Nell’ottobre 1199 si imbarcò a Salerno, sulle navi messe a disposizione dal genovese Guglielmo Grasso, sbarcò in Sicilia, nei pressi di Trapani, conquistò il sostegno della popolazione e rivendicò la reggenza e la tutela degli interessi del giovane sovrano svevo. Il pontefice, che aveva intuito la pericolosità della nuova iniziativa di M., il 24 novembre indirizzò una lettera rovente ai Siciliani nella quale lo accusava di aver cospirato contro la sicurezza del Regno, di aspirare alla corona, di essersi alleato con gli infedeli saraceni per opprimere i cristiani e promise nuovamente, a quanti avessero combattuto contro il nuovo Saladino, gli stessi privilegi accordati ai crociati che combattevano per la liberazione del S. Sepolcro. Nel marzo 1200 un esercito di 200 cavalieri mercenari assoldati da Innocenzo III e guidati dal marescalcus Giacomo, cugino del pontefice, sbarcò in Sicilia con l’intenzione di cacciare dall’isola M., che da circa venti giorni era impegnato nell’assedio di Palermo, difesa da Gentile di Palearia conte di Manoppello.

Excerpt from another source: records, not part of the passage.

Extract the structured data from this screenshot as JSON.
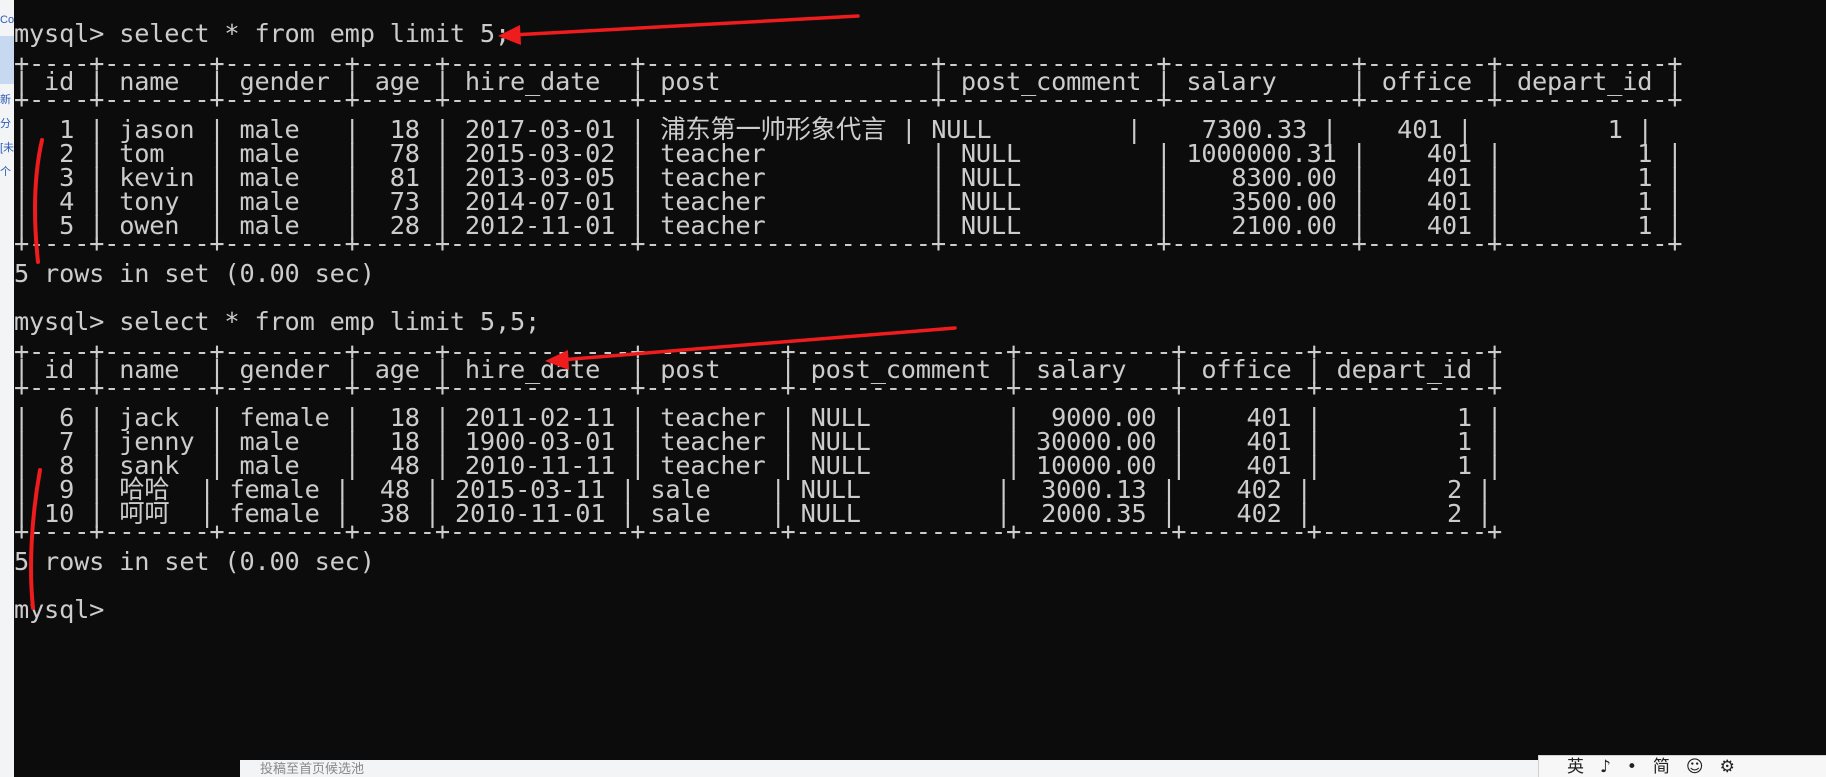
{
  "background_page": {
    "edge_text": [
      "Co",
      "新",
      "分",
      "[未",
      "个"
    ],
    "bottom_text": "投稿至首页候选池"
  },
  "terminal": {
    "lines": [
      "mysql> select * from emp limit 5;",
      "+----+-------+--------+-----+------------+-------------------+--------------+------------+--------+-----------+",
      "| id | name  | gender | age | hire_date  | post              | post_comment | salary     | office | depart_id |",
      "+----+-------+--------+-----+------------+-------------------+--------------+------------+--------+-----------+",
      "|  1 | jason | male   |  18 | 2017-03-01 | 浦东第一帅形象代言 | NULL         |    7300.33 |    401 |         1 |",
      "|  2 | tom   | male   |  78 | 2015-03-02 | teacher           | NULL         | 1000000.31 |    401 |         1 |",
      "|  3 | kevin | male   |  81 | 2013-03-05 | teacher           | NULL         |    8300.00 |    401 |         1 |",
      "|  4 | tony  | male   |  73 | 2014-07-01 | teacher           | NULL         |    3500.00 |    401 |         1 |",
      "|  5 | owen  | male   |  28 | 2012-11-01 | teacher           | NULL         |    2100.00 |    401 |         1 |",
      "+----+-------+--------+-----+------------+-------------------+--------------+------------+--------+-----------+",
      "5 rows in set (0.00 sec)",
      "",
      "mysql> select * from emp limit 5,5;",
      "+----+-------+--------+-----+------------+---------+--------------+----------+--------+-----------+",
      "| id | name  | gender | age | hire_date  | post    | post_comment | salary   | office | depart_id |",
      "+----+-------+--------+-----+------------+---------+--------------+----------+--------+-----------+",
      "|  6 | jack  | female |  18 | 2011-02-11 | teacher | NULL         |  9000.00 |    401 |         1 |",
      "|  7 | jenny | male   |  18 | 1900-03-01 | teacher | NULL         | 30000.00 |    401 |         1 |",
      "|  8 | sank  | male   |  48 | 2010-11-11 | teacher | NULL         | 10000.00 |    401 |         1 |",
      "|  9 | 哈哈  | female |  48 | 2015-03-11 | sale    | NULL         |  3000.13 |    402 |         2 |",
      "| 10 | 呵呵  | female |  38 | 2010-11-01 | sale    | NULL         |  2000.35 |    402 |         2 |",
      "+----+-------+--------+-----+------------+---------+--------------+----------+--------+-----------+",
      "5 rows in set (0.00 sec)",
      "",
      "mysql>"
    ]
  },
  "taskbar_ime": {
    "items": [
      "英",
      "♪",
      "•",
      "简",
      "☺",
      "⚙"
    ]
  },
  "colors": {
    "terminal_bg": "#0c0c0c",
    "terminal_text": "#cccccc",
    "annotation_red": "#ee1c1c"
  },
  "icons": [
    "settings-icon",
    "emoji-icon",
    "music-note-icon"
  ]
}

Il piccolo esercito papale giunse nei pressi della capitale del Regno il 17 luglio e si unì con l’esercito regio assediato in Palermo; il 21 luglio si scontrò con le truppe nemiche vicino a Monreale e, dopo una lunga e incerta battaglia, riportò una inaspettata vittoria, costringendo M. a togliere l’assedio e ad abbandonare tutte le sue salmerie, compreso uno scrigno che custodiva il presunto testamento di Enrico VI.

Poco tempo dopo M. subì una seconda sconfitta a Randazzo, nei pressi di Taormina, ma i rappresentanti del pontefice non seppero approfittare delle due vittorie: M. riuscì a mantenere il controllo di buona parte dell’isola e nell’autunno del 1200 concluse un’alleanza con il cancelliere Gualtieri di Pagliara, timoroso del favore accordato dal pontefice al genero di Tancredi d’Altavilla, Gualtieri di Brienne, giunto nel Regno per rivendicare la contea di Lecce e il Principato di Taranto; il cancelliere lasciò a M. il controllo dell’isola, salvo la capitale Palermo e la persona di Federico, che furono affidate alla custodia del conte Gentile di Pagliara, che era fratello del cancelliere.

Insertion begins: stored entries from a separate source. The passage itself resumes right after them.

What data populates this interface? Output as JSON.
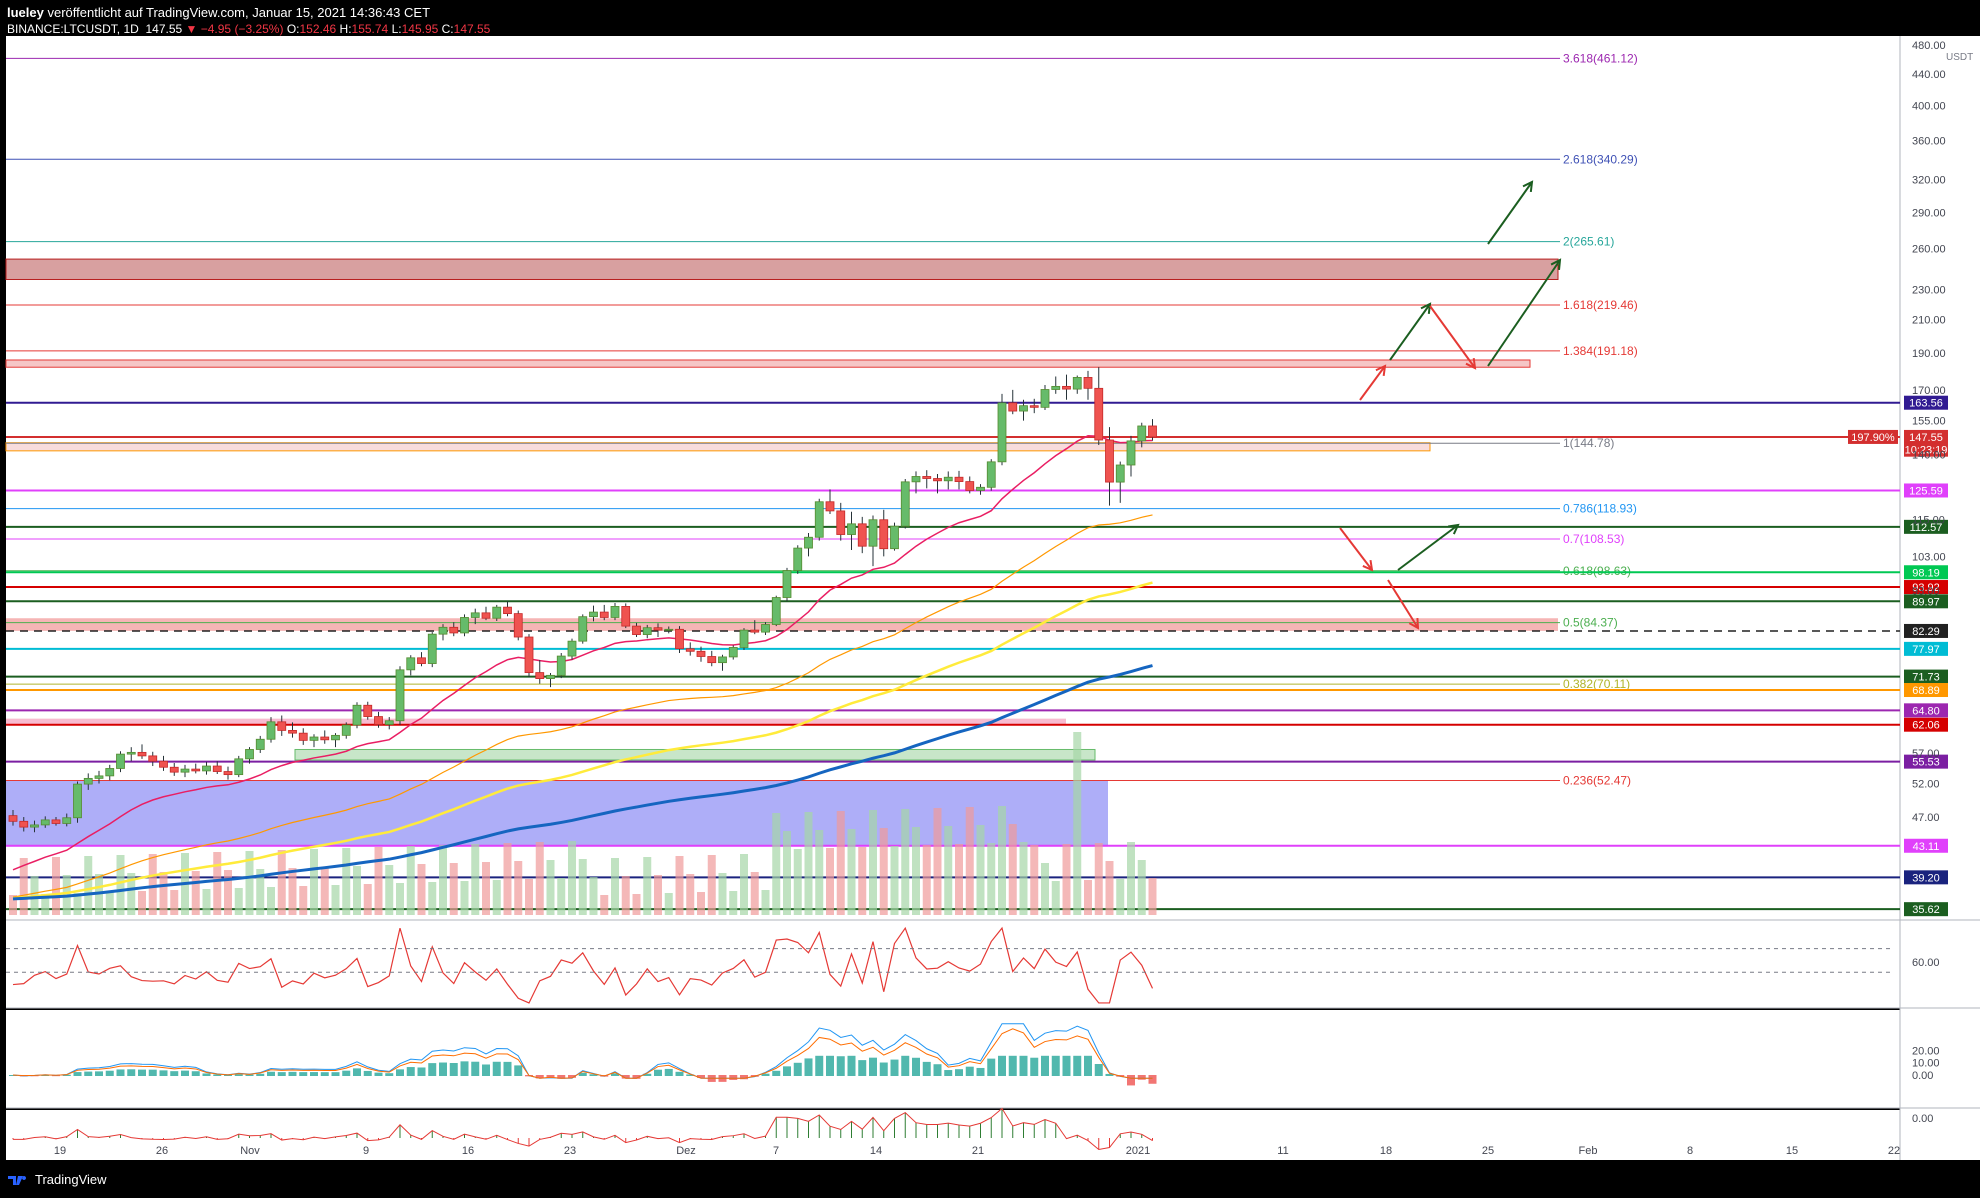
{
  "header": {
    "author": "lueley",
    "published": "veröffentlicht auf TradingView.com, Januar 15, 2021 14:36:43 CET",
    "symbol": "BINANCE:LTCUSDT, 1D",
    "last": "147.55",
    "change": "▼ −4.95 (−3.25%)",
    "open_label": "O:",
    "open": "152.46",
    "high_label": "H:",
    "high": "155.74",
    "low_label": "L:",
    "low": "145.95",
    "close_label": "C:",
    "close": "147.55"
  },
  "footer": {
    "brand": "TradingView",
    "logo_icon": "tradingview-logo-icon"
  },
  "colors": {
    "background": "#ffffff",
    "up": "#2e7d32",
    "down": "#e53935",
    "ema20": "#e91e63",
    "ema50": "#ff9800",
    "ema100": "#ffeb3b",
    "ema200": "#1565c0"
  },
  "chart_data": [
    {
      "type": "candlestick",
      "title": "BINANCE:LTCUSDT, 1D",
      "y_scale": "log",
      "ylim": [
        35,
        480
      ],
      "y_ticks": [
        "480.00",
        "440.00",
        "400.00",
        "360.00",
        "320.00",
        "290.00",
        "260.00",
        "230.00",
        "210.00",
        "190.00",
        "170.00",
        "155.00",
        "140.00",
        "115.00",
        "103.00",
        "93.00",
        "52.00",
        "47.00",
        "57.00"
      ],
      "x_ticks": [
        "19",
        "26",
        "Nov",
        "9",
        "16",
        "23",
        "Dez",
        "7",
        "14",
        "21",
        "2021",
        "11",
        "18",
        "25",
        "Feb",
        "8",
        "15",
        "22"
      ],
      "currency_badge": "USDT",
      "fib_levels": [
        {
          "label": "3.618(461.12)",
          "value": 461.12,
          "color": "#9c27b0"
        },
        {
          "label": "2.618(340.29)",
          "value": 340.29,
          "color": "#3f51b5"
        },
        {
          "label": "2(265.61)",
          "value": 265.61,
          "color": "#26a69a"
        },
        {
          "label": "1.618(219.46)",
          "value": 219.46,
          "color": "#e53935"
        },
        {
          "label": "1.384(191.18)",
          "value": 191.18,
          "color": "#e53935"
        },
        {
          "label": "1(144.78)",
          "value": 144.78,
          "color": "#787b86"
        },
        {
          "label": "0.786(118.93)",
          "value": 118.93,
          "color": "#2196f3"
        },
        {
          "label": "0.7(108.53)",
          "value": 108.53,
          "color": "#e040fb"
        },
        {
          "label": "0.618(98.63)",
          "value": 98.63,
          "color": "#4caf50"
        },
        {
          "label": "0.5(84.37)",
          "value": 84.37,
          "color": "#4caf50"
        },
        {
          "label": "0.382(70.11)",
          "value": 70.11,
          "color": "#afb42b"
        },
        {
          "label": "0.236(52.47)",
          "value": 52.47,
          "color": "#e53935"
        }
      ],
      "price_labels": [
        {
          "text": "163.56",
          "value": 163.56,
          "color": "#311b92"
        },
        {
          "text": "147.55",
          "value": 147.55,
          "color": "#d32f2f"
        },
        {
          "text": "197.90%",
          "value": 147.55,
          "color": "#d32f2f"
        },
        {
          "text": "10:23:19",
          "value": 142.0,
          "color": "#d32f2f"
        },
        {
          "text": "125.59",
          "value": 125.59,
          "color": "#e040fb"
        },
        {
          "text": "112.57",
          "value": 112.57,
          "color": "#1b5e20"
        },
        {
          "text": "98.19",
          "value": 98.19,
          "color": "#00c853"
        },
        {
          "text": "93.92",
          "value": 93.92,
          "color": "#d50000"
        },
        {
          "text": "89.97",
          "value": 89.97,
          "color": "#1b5e20"
        },
        {
          "text": "82.29",
          "value": 82.29,
          "color": "#212121"
        },
        {
          "text": "77.97",
          "value": 77.97,
          "color": "#00bcd4"
        },
        {
          "text": "71.73",
          "value": 71.73,
          "color": "#1b5e20"
        },
        {
          "text": "68.89",
          "value": 68.89,
          "color": "#ff9800"
        },
        {
          "text": "64.80",
          "value": 64.8,
          "color": "#9c27b0"
        },
        {
          "text": "62.06",
          "value": 62.06,
          "color": "#d50000"
        },
        {
          "text": "55.53",
          "value": 55.53,
          "color": "#7b1fa2"
        },
        {
          "text": "43.11",
          "value": 43.11,
          "color": "#e040fb"
        },
        {
          "text": "39.20",
          "value": 39.2,
          "color": "#1a237e"
        },
        {
          "text": "35.62",
          "value": 35.62,
          "color": "#1b5e20"
        }
      ],
      "candles": [
        [
          47.2,
          48.0,
          45.8,
          46.4
        ],
        [
          46.4,
          47.0,
          45.0,
          45.6
        ],
        [
          45.6,
          46.5,
          44.9,
          45.9
        ],
        [
          45.9,
          47.1,
          45.5,
          46.6
        ],
        [
          46.6,
          47.0,
          45.8,
          46.1
        ],
        [
          46.1,
          47.5,
          45.7,
          46.9
        ],
        [
          46.9,
          52.3,
          46.2,
          51.9
        ],
        [
          51.9,
          53.6,
          51.0,
          52.8
        ],
        [
          52.8,
          54.0,
          52.0,
          53.2
        ],
        [
          53.2,
          55.0,
          52.5,
          54.4
        ],
        [
          54.4,
          57.3,
          53.8,
          56.8
        ],
        [
          56.8,
          58.0,
          55.6,
          57.1
        ],
        [
          57.1,
          58.5,
          56.0,
          56.5
        ],
        [
          56.5,
          57.2,
          54.8,
          55.6
        ],
        [
          55.6,
          56.5,
          54.0,
          54.6
        ],
        [
          54.6,
          55.3,
          53.2,
          53.8
        ],
        [
          53.8,
          55.0,
          53.0,
          54.3
        ],
        [
          54.3,
          55.2,
          53.6,
          54.0
        ],
        [
          54.0,
          55.5,
          53.4,
          54.8
        ],
        [
          54.8,
          55.6,
          53.5,
          53.9
        ],
        [
          53.9,
          54.7,
          52.6,
          53.4
        ],
        [
          53.4,
          56.5,
          53.0,
          56.0
        ],
        [
          56.0,
          58.0,
          55.2,
          57.6
        ],
        [
          57.6,
          60.0,
          57.0,
          59.4
        ],
        [
          59.4,
          63.5,
          58.8,
          62.6
        ],
        [
          62.6,
          63.8,
          60.0,
          61.0
        ],
        [
          61.0,
          62.5,
          59.7,
          60.5
        ],
        [
          60.5,
          61.4,
          58.4,
          59.2
        ],
        [
          59.2,
          60.3,
          58.0,
          59.8
        ],
        [
          59.8,
          61.0,
          58.6,
          59.3
        ],
        [
          59.3,
          60.5,
          58.0,
          60.1
        ],
        [
          60.1,
          62.5,
          59.5,
          62.0
        ],
        [
          62.0,
          66.4,
          61.4,
          65.8
        ],
        [
          65.8,
          66.5,
          63.0,
          63.6
        ],
        [
          63.6,
          64.5,
          61.5,
          62.1
        ],
        [
          62.1,
          63.5,
          61.2,
          62.8
        ],
        [
          62.8,
          74.0,
          62.0,
          73.2
        ],
        [
          73.2,
          76.5,
          72.0,
          75.9
        ],
        [
          75.9,
          77.2,
          74.0,
          74.6
        ],
        [
          74.6,
          82.0,
          73.8,
          81.5
        ],
        [
          81.5,
          84.0,
          80.0,
          83.2
        ],
        [
          83.2,
          84.5,
          81.0,
          81.8
        ],
        [
          81.8,
          86.5,
          81.0,
          85.7
        ],
        [
          85.7,
          88.0,
          84.0,
          86.9
        ],
        [
          86.9,
          88.5,
          85.0,
          85.5
        ],
        [
          85.5,
          89.0,
          84.8,
          88.4
        ],
        [
          88.4,
          90.0,
          86.0,
          86.7
        ],
        [
          86.7,
          87.5,
          80.0,
          80.8
        ],
        [
          80.8,
          81.5,
          71.6,
          72.6
        ],
        [
          72.6,
          75.4,
          70.2,
          71.3
        ],
        [
          71.3,
          72.5,
          69.5,
          72.0
        ],
        [
          72.0,
          77.0,
          71.4,
          76.3
        ],
        [
          76.3,
          80.4,
          75.5,
          79.8
        ],
        [
          79.8,
          86.5,
          79.2,
          85.9
        ],
        [
          85.9,
          88.8,
          84.7,
          87.1
        ],
        [
          87.1,
          89.0,
          85.0,
          85.7
        ],
        [
          85.7,
          89.5,
          85.0,
          88.6
        ],
        [
          88.6,
          89.4,
          83.0,
          83.5
        ],
        [
          83.5,
          84.3,
          80.8,
          81.4
        ],
        [
          81.4,
          83.8,
          80.5,
          83.1
        ],
        [
          83.1,
          84.2,
          80.8,
          82.5
        ],
        [
          82.5,
          83.4,
          81.7,
          82.7
        ],
        [
          82.7,
          83.5,
          77.0,
          78.0
        ],
        [
          78.0,
          79.5,
          76.4,
          77.4
        ],
        [
          77.4,
          78.5,
          75.0,
          76.2
        ],
        [
          76.2,
          77.5,
          74.0,
          74.8
        ],
        [
          74.8,
          76.6,
          73.0,
          76.1
        ],
        [
          76.1,
          78.8,
          75.5,
          78.3
        ],
        [
          78.3,
          83.0,
          77.7,
          82.5
        ],
        [
          82.5,
          85.0,
          81.5,
          82.0
        ],
        [
          82.0,
          84.5,
          81.3,
          83.9
        ],
        [
          83.9,
          91.5,
          83.5,
          91.0
        ],
        [
          91.0,
          99.5,
          90.0,
          98.7
        ],
        [
          98.7,
          106.5,
          97.7,
          105.6
        ],
        [
          105.6,
          110.5,
          103.0,
          109.1
        ],
        [
          109.1,
          122.5,
          108.0,
          121.4
        ],
        [
          121.4,
          126.0,
          117.0,
          118.1
        ],
        [
          118.1,
          121.0,
          108.0,
          110.0
        ],
        [
          110.0,
          117.8,
          105.0,
          113.6
        ],
        [
          113.6,
          116.0,
          104.0,
          106.2
        ],
        [
          106.2,
          116.5,
          100.0,
          115.0
        ],
        [
          115.0,
          118.5,
          103.0,
          105.4
        ],
        [
          105.4,
          114.0,
          104.8,
          112.8
        ],
        [
          112.8,
          130.0,
          112.0,
          128.9
        ],
        [
          128.9,
          133.0,
          124.5,
          131.0
        ],
        [
          131.0,
          133.5,
          126.4,
          130.2
        ],
        [
          130.2,
          132.0,
          124.5,
          129.3
        ],
        [
          129.3,
          133.0,
          126.0,
          130.7
        ],
        [
          130.7,
          133.2,
          126.0,
          129.0
        ],
        [
          129.0,
          131.0,
          124.5,
          125.6
        ],
        [
          125.6,
          128.0,
          124.0,
          126.8
        ],
        [
          126.8,
          138.0,
          125.5,
          136.9
        ],
        [
          136.9,
          168.0,
          135.5,
          163.5
        ],
        [
          163.5,
          170.0,
          158.0,
          159.5
        ],
        [
          159.5,
          165.0,
          155.0,
          162.1
        ],
        [
          162.1,
          165.5,
          158.5,
          161.3
        ],
        [
          161.3,
          172.5,
          160.0,
          170.2
        ],
        [
          170.2,
          177.0,
          168.0,
          171.8
        ],
        [
          171.8,
          178.0,
          165.0,
          170.4
        ],
        [
          170.4,
          177.5,
          168.0,
          176.5
        ],
        [
          176.5,
          180.0,
          165.0,
          170.8
        ],
        [
          170.8,
          182.0,
          144.0,
          146.2
        ],
        [
          146.2,
          152.0,
          120.0,
          128.8
        ],
        [
          128.8,
          137.0,
          121.0,
          135.6
        ],
        [
          135.6,
          148.0,
          131.0,
          145.8
        ],
        [
          145.8,
          154.0,
          143.0,
          152.5
        ],
        [
          152.5,
          155.7,
          145.9,
          147.55
        ]
      ],
      "annotations": {
        "author_note": "",
        "arrows": "projected scenario arrows (green up / red down)"
      }
    }
  ]
}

Nell’autunno del 1201, mentre l’esercito di Gualtieri e di Dipoldo di Schweinspeunt veniva pesantemente sconfitto a Canne dalle forze di Gualtieri di Brienne (22 ottobre), M., fermamente intenzionato ad assumere il controllo dell’intera Sicilia, assediò e conquistò Palermo; quindi, con un abile colpo di mano, si impadronì della fortezza di Castellammare (1° novembre) dove Gentile di Pagliara, che nel frattempo era riparato a Messina, aveva fatto ritirare il piccolo Federico. Verso la metà di settembre del 1202, mentre si apprestava a occupare Messina, l’unica città dell’isola non ancora sottomessa al suo potere, M. si ammalò e morì a Patti.

Sulla famiglia di M. si hanno poche notizie: una figlia, di cui non è noto il nome, sposò un figlio del conte toscano Guido Guidi (Guido Guerra [III]); il figlio Dietrich, morto prima del 1216, ereditò i beni feudali acquisiti da M. in area tedesca, situati soprattutto nel Palatinato.